Studies in experimental animals indicated that TEA is absorbed through the skin. No data on oral and inhalation exposure is available. Besides data regarding the dermal route, data on the i.v. route is also available. Differences in the rate of absorption between rats and mice have been described regarding dermal exposure. In mice, most of the topically applied ¹⁴C-TEA is absorbed, and only 2% to 11% is detected at the site of application after 48 hours (Dow 1988, 1989; Stott, 2000). The dermal absorption of TEA in rats was less extensive and much slower than in mice (Dow, 1988, 1989). An absorption, distribution, metabolism, and excretion study by the NTP (2004) found that after 72 hours of exposure, only 20% to 30% of the applied dermal dose of TEA (68 or 276 mg/kg) was absorbed in rats and 60% to 80% was absorbed in mice (79 or 1120 mg/kg). These differences in absorption have been attributed either to the different doses used in comparative studies or to species-specific factors. No differences in tissue distribution were noted after i.v. or dermal exposure (NTP, 2004).

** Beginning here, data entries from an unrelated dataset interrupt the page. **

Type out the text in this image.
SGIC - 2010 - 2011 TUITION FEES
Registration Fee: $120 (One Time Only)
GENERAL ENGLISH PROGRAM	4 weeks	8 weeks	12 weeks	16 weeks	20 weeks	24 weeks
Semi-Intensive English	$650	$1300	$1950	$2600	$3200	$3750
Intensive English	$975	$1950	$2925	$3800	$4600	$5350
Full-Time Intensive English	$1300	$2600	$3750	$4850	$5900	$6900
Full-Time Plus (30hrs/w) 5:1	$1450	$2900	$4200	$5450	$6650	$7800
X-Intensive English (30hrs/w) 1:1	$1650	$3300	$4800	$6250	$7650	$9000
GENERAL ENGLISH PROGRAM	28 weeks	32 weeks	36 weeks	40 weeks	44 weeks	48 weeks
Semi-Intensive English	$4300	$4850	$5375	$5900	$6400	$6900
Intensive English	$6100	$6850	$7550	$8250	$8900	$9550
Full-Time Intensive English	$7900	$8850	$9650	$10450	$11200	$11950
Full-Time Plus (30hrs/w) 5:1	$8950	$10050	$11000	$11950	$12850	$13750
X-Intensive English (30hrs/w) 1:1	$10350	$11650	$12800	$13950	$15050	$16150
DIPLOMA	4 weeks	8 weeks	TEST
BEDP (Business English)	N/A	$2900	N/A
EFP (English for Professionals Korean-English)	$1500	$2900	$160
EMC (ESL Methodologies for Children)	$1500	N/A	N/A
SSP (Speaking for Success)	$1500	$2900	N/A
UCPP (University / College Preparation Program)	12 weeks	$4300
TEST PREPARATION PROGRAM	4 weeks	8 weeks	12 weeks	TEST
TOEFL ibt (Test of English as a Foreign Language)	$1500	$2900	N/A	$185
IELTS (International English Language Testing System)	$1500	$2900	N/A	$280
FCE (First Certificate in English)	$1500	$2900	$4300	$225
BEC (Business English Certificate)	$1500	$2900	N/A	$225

The elimination of¹⁴C-TEA-derived radioactivity from the blood of mice after a 1 mg/kg intravenous injection displays two-phase elimination kinetics with an initial rapid distribution phase (0.3-0.6 hour half-life) followed by a slower elimination phase (10-hour half-life) (Dow, 1988,1989; Stott, 2000).Radioactivity in blood after dermal application of 2000 mg/kg neat TEA declined in a bi-exponential manner through 3-hour post-dosing with a rapid initial phase (half-life of 1.9 hr) followed by a slower terminal phase (half-life of 31 hr) (Stott, 2000).Both rats and mice rapidly excreted the absorbed dose, primarily in urine (followed by feces) after i.v. and dermal exposure. Regarding dermal exposure, in rats, less than 1% of the dose was present in the tissue samples (except the dose site) 72 hours after treatment; the heart, kidney, liver, lung, and spleen contained elevated concentrations of radiolabel relative to blood (NTP, 2004).

 

In addition to animal studies, human skin penetration of TEA was tested in vitro using diffusion cell techniques (Kraeling, 2003). Oil-in-water emulsions containing 1% or 5% ¹⁴C-TEA were added to the stratum corneum side of 200-300 µm thick human skin sections and penetration of radioactivity into and through the skin (into a receptor fluid, sampled up to 24 hours after application) was determined. At pH 8.0, 1.1 and 1.2% of the dose was absorbed into the receptor fluid with a total penetration of 22.0 and 16.5% for 1 and 5% TEA, respectively. At pH 7.0, 0.43 and 0.28% was absorbed into the receptor fluid with a total penetration of 9.8 and 5.8% after 24 hours for 1 and 5% TEA, respectively. After 48 hours at pH 7.0, 0.68 and 0.60% was absorbed into the receptor fluid with a total penetration of 9.6 and 6.9%, for 1 and 5% TEA respectively. This pH-related difference reflects the higher percentage of unionised test material pH 8.0.